Review: Trouble with the Curve

Trouble with the Curve Did you know that when you get old things change? Well in Robert Lorenz’s first solo directing gig we get to see a character experience this eye opening event. Trouble with the Curve explores Gus Lobel (Clint Eastwood) as he transitions into his twilight years. That is the simplest explanation, however that’s not completely fair. While no masterpiece, Trouble with the Curve is more than a fancy unofficial addition to the Grumpy Old Men movie franchise. The first 15 minutes of Trouble with the Curve are spent poorly walking us through Gus’s life as a grizzled elderly professional baseball scout. Between the kicking of tables and defining yoga as some type of voodoo I couldn’t help but hate the movie. We get it, Clint Eastwood is old! We saw the guy talk to an empty chair for 12 minutes! As I began to write the movie off something happened. Enter Amy Adams, who plays Gus’s daughter Mickey. The fast talking lawyer on her way to becoming a full partner at her firm is single minded career focused. However when Gus’s eyes begin to fail him she is forced to drop everything and tend to the father, emotionally, she never had. Gus and Mickey’s relationship consist of sitting quietly in a dinner watching seemingly endless baseball footage, a really riveting relationship. As she meets up with Gus in North Carolina, we are greeted to more old man angst. Heavy handedly, Robert Lorenz shows how much Gus doesn’t want Mickey’s help. Much like most of the movie’s larger points, this is pretty cliche and predictable. These standard movie beats really hold it back from having any heart. While on “vacation” from her law firm in Atlanta, Mickey meets Johnny Flanagan (Justin Timberlake). A former professional pitcher, who was scouted by Gus himself. Johnny takes an immediate liking to the sassy Mickey. Predictable! The tension between the two is obvious and with that the pursuit is on. The backdrop of all these intertwined relationships is Gus’s scouting of a young arrogant amatuer league ball player while in North Carolina. Gus is going blind but his sense of the game is as sharp as ever. Can he make the right call while barely being able to see? Well I won’t give it away here, but remember what I said earlier about predictability.

The most interesting portion of Trouble with the Curve is the tenuous relationship between father and daughter. The slow reveal of why both characters are so emotionally inept is fascinating and one of the most ‘out of left field’ moments, no pun intended, in the movie. However, it’s not the most bizarre twist, that comes towards the end.
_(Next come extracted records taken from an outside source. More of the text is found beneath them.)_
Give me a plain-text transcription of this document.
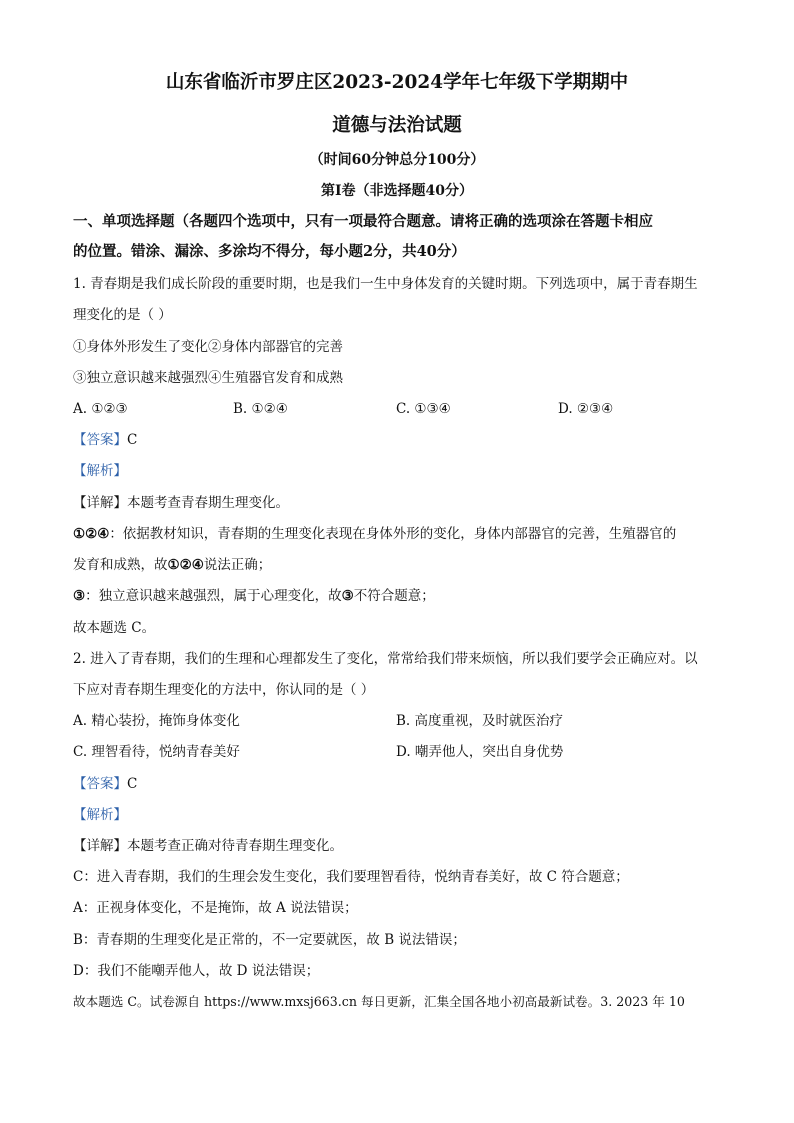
山东省临沂市罗庄区2023-2024学年七年级下学期期中
道德与法治试题
（时间60分钟总分100分）
第Ⅰ卷（非选择题40分）
一、单项选择题（各题四个选项中，只有一项最符合题意。请将正确的选项涂在答题卡相应
的位置。错涂、漏涂、多涂均不得分，每小题2分，共40分）
1. 青春期是我们成长阶段的重要时期，也是我们一生中身体发育的关键时期。下列选项中，属于青春期生
理变化的是（ ）
①身体外形发生了变化②身体内部器官的完善
③独立意识越来越强烈④生殖器官发育和成熟
A. ①②③	B. ①②④	C. ①③④	D. ②③④
【答案】C
【解析】
【详解】本题考查青春期生理变化。
①②④：依据教材知识，青春期的生理变化表现在身体外形的变化，身体内部器官的完善，生殖器官的
发育和成熟，故①②④说法正确；
③：独立意识越来越强烈，属于心理变化，故③不符合题意；
故本题选 C。
2. 进入了青春期，我们的生理和心理都发生了变化，常常给我们带来烦恼，所以我们要学会正确应对。以
下应对青春期生理变化的方法中，你认同的是（ ）
A. 精心装扮，掩饰身体变化	B. 高度重视，及时就医治疗
C. 理智看待，悦纳青春美好	D. 嘲弄他人，突出自身优势
【答案】C
【解析】
【详解】本题考查正确对待青春期生理变化。
C：进入青春期，我们的生理会发生变化，我们要理智看待，悦纳青春美好，故 C 符合题意；
A：正视身体变化，不是掩饰，故 A 说法错误；
B：青春期的生理变化是正常的，不一定要就医，故 B 说法错误；
D：我们不能嘲弄他人，故 D 说法错误；
故本题选 C。试卷源自 https://www.mxsj663.cn 每日更新，汇集全国各地小初高最新试卷。3. 2023 年 10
All and all Trouble with the Curve is a nice, sweet, and non-offensive movie. Unlike in Gran Torino, Eastwood’s aging process isn’t peppered with racial epithets. Eastwood does have a conversation with an inanimate object, but its not embarrassing this time. Eastwood does old and emotionally dead better than most, and for that he is entertaining. Timberlake is endearing and gets some of the better quips. With great support from John Goodman the cast is well rounded, with the exception of Matthew Lillard who I thought was more like a cartoon villain than anything else. Ultimately, what saved this movie from being a complete throw away for me was Amy Adams. She somehow is able to pull out a heartfelt performance from a fairly shallow script. She seems to embody the dichotomy between balancing career and family for the upwardly mobile modern woman. I look forward to her take on the iconic Lois Lane in next year’s Man of Steel for the very same reasons.